Metrics are critical to running your HR practice, but far too many HR practitioners haven’t been taught what they really need to know about them. Here’s a few tips that might be helpful:
- No one really cares about headcount. How can you tell? Ask a simple question. If the headcount next week is ten fewer than last week, what will you do about it? The answer is usually “it depends.” And that’s the right one. Headcount is an indicator, an important denominator for some metrics that are truly indicative of what is happening. But alone, it’s almost meaningless.
- No one really cares about straight turnover. What they care about is the cause of turnover, and what can be done about it. To deal with it, you have to understand what kind of turnover you are dealing with (Voluntary? Involuntary? Regrettable? Retirees? Internal movement?) and then you can start to find the root cause.

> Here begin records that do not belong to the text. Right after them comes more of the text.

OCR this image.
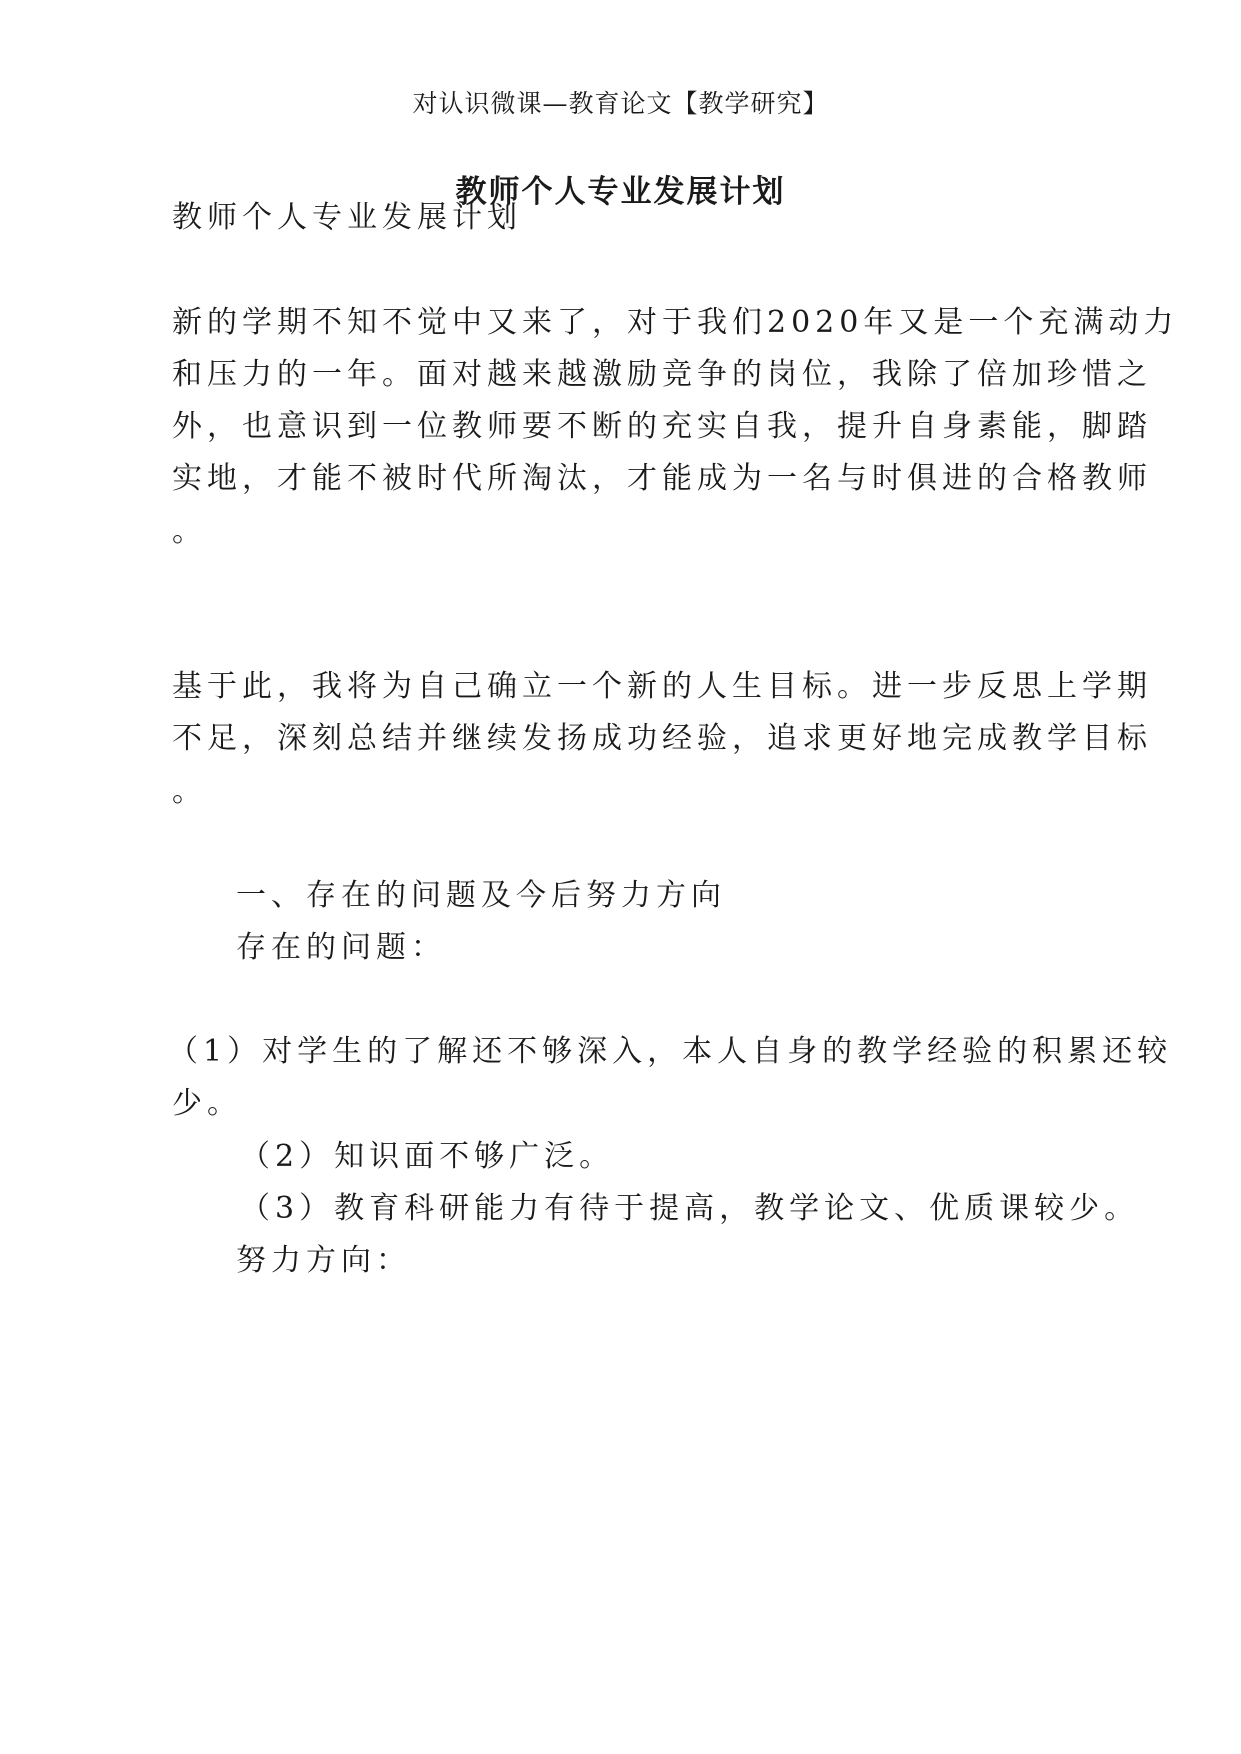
对认识微课—教育论文【教学研究】
教师个人专业发展计划
教师个人专业发展计划
新的学期不知不觉中又来了，对于我们2020年又是一个充满动力
和压力的一年。面对越来越激励竞争的岗位，我除了倍加珍惜之
外，也意识到一位教师要不断的充实自我，提升自身素能，脚踏
实地，才能不被时代所淘汰，才能成为一名与时俱进的合格教师
。
基于此，我将为自己确立一个新的人生目标。进一步反思上学期
不足，深刻总结并继续发扬成功经验，追求更好地完成教学目标
。
一、存在的问题及今后努力方向
存在的问题：
（1）对学生的了解还不够深入，本人自身的教学经验的积累还较
少。
（2）知识面不够广泛。
（3）教育科研能力有待于提高，教学论文、优质课较少。
努力方向：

- Business leaders watch trends more than numbers. Don’t’ get hung up in the minutia of reporting. Look for trends that are playing out over weeks, or even better months, instead of day to day. Businesses are run that way. Your practice should be too.
- But know the numbers, too. Nothing will sap your credibility faster than presenting a set of trends and not being able to talk about the details. Present the important part and tell the story that needs to be told. But be ready when they ask for more, and be able to discuss not only the details, but what they mean to the business. That will bring your credibility up, and help you guide your partners in making better decisions for your population.
- Learn to distinguish between correlation and causation. Sure there are more drownings when ice cream sales are at their peak. But few people drown in ice cream, right? Knowing the difference can help you guide a business leader to hire lifeguards, not bad butter pecan.